I met with Kronman in his office at the Yale Law School to talk about democracy and aristocracy, campus debates over free speech, affirmative action, and what he calls “the conversational ideal.”
The Assault on American Excellenceis tonally restrained and evenhanded, but there’s also anger here. What are you angry about?
What is it that distresses me? The eclipse of what I call “the conversational ideal.” The idea of the university as a space apart, given over to the rare and difficult task of pursuing the truth.
That’s been compromised in a variety of ways.
Let’s talk about aristocracy. Much of your argument depends on the tension between democratic and aristocratic values. Colleges — and you’re really talking about elite colleges, here — ought to preserve, you say, “an aristocratic ethos in an otherwise democratic culture.”
Our most elite universities are today running away from their elitism, denying it, doing their best to conceal or suppress it. In running away from it, they not only disown values and traditions that are an important part of their identity, but they also disserve the great democratic country in which they sit. These elite schools are national treasures. Their elitism is what makes them such. It’s not a problem, it’s an asset, a value, something to be cherished and cared for.
But our colleges have sought to do more than just train their students in a discipline or equip them with the knowledge they need for vocational pursuit.
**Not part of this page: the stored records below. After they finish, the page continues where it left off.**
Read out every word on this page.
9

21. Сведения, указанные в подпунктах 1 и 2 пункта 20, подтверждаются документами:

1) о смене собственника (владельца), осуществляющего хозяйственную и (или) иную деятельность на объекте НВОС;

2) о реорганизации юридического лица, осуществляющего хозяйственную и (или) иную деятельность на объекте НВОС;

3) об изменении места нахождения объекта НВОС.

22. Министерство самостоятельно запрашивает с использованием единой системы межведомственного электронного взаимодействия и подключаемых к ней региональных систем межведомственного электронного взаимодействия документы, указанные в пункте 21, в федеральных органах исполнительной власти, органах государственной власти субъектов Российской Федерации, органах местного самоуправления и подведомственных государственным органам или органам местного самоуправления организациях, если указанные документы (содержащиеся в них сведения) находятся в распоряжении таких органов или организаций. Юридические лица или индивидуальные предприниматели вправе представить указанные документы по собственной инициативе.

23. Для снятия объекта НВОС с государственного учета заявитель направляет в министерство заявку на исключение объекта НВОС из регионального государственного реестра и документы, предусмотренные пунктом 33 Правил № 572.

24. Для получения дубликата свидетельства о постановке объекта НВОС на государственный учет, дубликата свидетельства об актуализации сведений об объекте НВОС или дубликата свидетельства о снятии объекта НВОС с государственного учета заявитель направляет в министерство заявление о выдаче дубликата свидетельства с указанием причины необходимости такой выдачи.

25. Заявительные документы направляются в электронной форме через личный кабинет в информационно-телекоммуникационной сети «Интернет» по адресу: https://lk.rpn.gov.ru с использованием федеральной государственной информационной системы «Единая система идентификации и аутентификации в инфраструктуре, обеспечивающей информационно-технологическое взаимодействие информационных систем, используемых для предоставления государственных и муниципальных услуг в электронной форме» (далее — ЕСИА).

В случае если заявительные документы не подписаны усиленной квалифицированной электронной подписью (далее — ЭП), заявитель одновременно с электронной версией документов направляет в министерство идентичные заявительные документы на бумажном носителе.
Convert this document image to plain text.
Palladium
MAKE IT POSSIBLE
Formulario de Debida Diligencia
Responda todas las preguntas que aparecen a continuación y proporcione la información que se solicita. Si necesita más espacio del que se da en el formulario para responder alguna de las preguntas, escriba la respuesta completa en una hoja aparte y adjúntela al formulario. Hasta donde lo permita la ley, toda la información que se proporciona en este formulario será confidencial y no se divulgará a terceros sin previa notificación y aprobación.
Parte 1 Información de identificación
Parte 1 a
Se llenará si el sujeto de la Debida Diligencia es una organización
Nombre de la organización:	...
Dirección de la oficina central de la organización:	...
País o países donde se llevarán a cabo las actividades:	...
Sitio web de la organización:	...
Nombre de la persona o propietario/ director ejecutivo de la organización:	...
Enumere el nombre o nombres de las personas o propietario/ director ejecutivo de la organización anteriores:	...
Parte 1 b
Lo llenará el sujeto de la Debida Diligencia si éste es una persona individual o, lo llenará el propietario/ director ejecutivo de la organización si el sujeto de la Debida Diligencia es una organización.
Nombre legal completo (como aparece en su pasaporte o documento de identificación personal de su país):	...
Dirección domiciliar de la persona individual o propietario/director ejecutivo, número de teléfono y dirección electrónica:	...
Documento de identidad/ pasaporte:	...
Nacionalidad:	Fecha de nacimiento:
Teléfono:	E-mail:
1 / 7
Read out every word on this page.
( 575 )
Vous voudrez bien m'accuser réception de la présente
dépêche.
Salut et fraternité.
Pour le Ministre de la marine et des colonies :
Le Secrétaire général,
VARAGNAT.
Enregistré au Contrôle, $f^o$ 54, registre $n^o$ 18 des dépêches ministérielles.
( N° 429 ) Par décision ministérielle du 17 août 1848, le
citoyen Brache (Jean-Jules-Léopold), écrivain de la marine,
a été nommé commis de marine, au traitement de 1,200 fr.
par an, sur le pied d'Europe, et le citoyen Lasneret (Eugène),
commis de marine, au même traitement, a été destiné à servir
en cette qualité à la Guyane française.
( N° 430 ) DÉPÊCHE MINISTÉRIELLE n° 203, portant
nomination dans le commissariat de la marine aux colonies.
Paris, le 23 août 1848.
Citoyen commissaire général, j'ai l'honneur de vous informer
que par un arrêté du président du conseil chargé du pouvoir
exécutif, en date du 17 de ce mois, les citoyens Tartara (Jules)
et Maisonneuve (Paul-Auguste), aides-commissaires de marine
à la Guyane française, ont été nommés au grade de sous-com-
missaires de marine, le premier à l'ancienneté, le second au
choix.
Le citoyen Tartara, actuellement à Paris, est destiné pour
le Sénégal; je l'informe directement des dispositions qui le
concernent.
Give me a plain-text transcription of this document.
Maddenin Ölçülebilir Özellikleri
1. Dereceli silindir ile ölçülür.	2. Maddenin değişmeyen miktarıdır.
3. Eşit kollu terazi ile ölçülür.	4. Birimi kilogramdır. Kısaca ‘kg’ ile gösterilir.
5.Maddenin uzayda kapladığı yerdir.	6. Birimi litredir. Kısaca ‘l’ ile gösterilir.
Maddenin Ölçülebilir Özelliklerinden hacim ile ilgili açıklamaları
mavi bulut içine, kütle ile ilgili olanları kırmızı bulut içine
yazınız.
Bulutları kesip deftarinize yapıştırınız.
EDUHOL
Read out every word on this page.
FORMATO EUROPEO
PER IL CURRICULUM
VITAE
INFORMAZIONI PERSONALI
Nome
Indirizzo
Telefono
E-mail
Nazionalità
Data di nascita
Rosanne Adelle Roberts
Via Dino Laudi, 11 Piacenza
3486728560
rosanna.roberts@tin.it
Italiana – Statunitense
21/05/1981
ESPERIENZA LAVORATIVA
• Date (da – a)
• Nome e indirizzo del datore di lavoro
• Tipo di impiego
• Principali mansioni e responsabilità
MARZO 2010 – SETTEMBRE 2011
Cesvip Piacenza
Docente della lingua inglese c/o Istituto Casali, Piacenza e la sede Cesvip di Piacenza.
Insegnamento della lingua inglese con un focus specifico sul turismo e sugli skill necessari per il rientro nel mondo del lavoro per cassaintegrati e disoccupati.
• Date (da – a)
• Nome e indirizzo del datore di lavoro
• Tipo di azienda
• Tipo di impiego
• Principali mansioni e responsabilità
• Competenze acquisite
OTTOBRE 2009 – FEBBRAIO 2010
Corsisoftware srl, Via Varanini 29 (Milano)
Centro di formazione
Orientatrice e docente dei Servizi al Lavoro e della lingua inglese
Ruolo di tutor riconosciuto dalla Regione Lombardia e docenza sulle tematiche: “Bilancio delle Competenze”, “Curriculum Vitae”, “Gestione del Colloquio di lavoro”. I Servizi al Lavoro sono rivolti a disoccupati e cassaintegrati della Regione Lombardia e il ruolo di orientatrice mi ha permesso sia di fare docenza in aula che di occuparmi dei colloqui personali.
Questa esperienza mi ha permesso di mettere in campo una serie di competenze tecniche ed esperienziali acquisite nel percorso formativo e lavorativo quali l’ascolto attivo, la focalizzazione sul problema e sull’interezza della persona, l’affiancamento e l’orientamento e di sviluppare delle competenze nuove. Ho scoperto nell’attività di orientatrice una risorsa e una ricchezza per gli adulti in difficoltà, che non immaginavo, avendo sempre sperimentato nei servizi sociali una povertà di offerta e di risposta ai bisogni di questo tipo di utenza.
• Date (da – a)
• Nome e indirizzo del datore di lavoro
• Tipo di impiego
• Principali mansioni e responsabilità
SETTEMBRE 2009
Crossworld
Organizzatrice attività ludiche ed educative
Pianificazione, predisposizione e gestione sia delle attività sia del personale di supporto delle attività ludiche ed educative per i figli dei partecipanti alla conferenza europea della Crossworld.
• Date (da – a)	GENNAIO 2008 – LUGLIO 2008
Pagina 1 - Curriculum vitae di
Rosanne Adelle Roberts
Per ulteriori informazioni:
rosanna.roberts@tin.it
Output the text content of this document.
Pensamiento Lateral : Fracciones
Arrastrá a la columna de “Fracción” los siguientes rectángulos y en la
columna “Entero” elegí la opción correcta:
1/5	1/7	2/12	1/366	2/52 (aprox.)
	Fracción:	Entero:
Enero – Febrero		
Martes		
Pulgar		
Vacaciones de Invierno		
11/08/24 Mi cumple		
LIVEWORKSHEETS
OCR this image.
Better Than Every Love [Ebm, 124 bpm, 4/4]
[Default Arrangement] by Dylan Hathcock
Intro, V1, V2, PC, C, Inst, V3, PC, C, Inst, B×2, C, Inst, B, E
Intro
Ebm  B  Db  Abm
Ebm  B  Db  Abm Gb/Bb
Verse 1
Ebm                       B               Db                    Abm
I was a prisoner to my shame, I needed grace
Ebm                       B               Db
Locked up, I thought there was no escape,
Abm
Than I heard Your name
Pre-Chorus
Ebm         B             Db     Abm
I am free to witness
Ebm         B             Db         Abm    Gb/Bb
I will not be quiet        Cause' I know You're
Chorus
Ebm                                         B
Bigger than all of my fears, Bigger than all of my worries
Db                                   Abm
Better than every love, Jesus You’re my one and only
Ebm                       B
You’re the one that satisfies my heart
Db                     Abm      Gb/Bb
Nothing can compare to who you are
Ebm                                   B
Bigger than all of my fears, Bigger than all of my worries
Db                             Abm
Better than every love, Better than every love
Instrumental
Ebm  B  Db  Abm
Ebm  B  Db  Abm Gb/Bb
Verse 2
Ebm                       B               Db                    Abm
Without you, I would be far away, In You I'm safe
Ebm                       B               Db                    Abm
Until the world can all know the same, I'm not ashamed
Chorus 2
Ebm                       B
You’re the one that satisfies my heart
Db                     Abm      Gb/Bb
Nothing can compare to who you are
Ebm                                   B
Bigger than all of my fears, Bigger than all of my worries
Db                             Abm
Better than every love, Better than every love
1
They have sought to do something more general — to equip them for a life of responsible and enjoyable observation, judgment, and action. They have sought to instill in them those traits of character which are important and perhaps indispensable to leading a life of an intellectually, morally, spiritually, and aesthetically rich and full kind.
In fact, very little attention, certainly in the humanities, is now paid to the quality of the education these precious few are receiving once they’ve been admitted. What does it matter how difficult it is to get into a club if the club isn’t doing anything worthwhile?
I still believe with every bone in my body that what our universities are doing — or ought to be doing — at the undergraduate level is as worthy as any enterprise on earth. But I don’t think it is possible to explain what that is, let alone defend and justify it, without recurring to the aristocratic ideal of character that lies at the heart of a liberal education.